Track, then Decide: Category-Agnostic Vision-based Multi-Object Tracking
This addresses the need for mobile systems to track generic unknown objects in rich human-made environments, representing an incremental improvement by extending tracking capabilities beyond predefined categories.
The paper tackles the problem of multi-object tracking in diverse environments where detectors for every object category are infeasible, proposing a category-agnostic segmentation-based tracker that achieves performance comparable to state-of-the-art methods for cars and pedestrians while also tracking a large variety of other objects.

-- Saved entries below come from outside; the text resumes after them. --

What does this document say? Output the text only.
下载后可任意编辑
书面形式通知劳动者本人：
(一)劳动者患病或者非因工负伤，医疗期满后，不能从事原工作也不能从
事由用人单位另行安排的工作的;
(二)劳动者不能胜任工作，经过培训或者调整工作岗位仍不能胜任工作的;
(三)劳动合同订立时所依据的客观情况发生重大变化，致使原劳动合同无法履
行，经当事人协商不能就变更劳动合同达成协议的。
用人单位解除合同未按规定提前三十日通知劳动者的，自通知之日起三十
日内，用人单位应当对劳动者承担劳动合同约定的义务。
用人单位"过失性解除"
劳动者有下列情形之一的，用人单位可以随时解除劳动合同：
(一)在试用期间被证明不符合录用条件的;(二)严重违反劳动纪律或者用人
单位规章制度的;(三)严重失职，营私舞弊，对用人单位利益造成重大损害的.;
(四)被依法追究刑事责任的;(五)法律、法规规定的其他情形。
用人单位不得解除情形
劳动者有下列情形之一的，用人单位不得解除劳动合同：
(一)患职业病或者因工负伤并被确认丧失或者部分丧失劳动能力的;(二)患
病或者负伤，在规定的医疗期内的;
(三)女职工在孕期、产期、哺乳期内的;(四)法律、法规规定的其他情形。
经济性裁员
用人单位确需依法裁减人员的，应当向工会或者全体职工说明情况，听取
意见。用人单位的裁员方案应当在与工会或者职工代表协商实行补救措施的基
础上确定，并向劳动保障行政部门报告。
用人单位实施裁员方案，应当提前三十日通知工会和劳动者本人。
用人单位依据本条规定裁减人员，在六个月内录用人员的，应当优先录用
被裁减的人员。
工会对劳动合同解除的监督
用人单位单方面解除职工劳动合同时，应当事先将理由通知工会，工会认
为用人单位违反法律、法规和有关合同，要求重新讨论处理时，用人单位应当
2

The most common paradigm for vision-based multi-object tracking is tracking-by-detection, due to the availability of reliable detectors for several important object categories such as cars and pedestrians. However, future mobile systems will need a capability to cope with rich human-made environments, in which obtaining detectors for every possible object category would be infeasible. In this paper, we propose a model-free multi-object tracking approach that uses a category-agnostic image segmentation method to track objects. We present an efficient segmentation mask-based tracker which associates pixel-precise masks reported by the segmentation. Our approach can utilize semantic information whenever it is available for classifying objects at the track level, while retaining the capability to track generic unknown objects in the absence of such information. We demonstrate experimentally that our approach achieves performance comparable to state-of-the-art tracking-by-detection methods for popular object categories such as cars and pedestrians. Additionally, we show that the proposed method can discover and robustly track a large variety of other objects.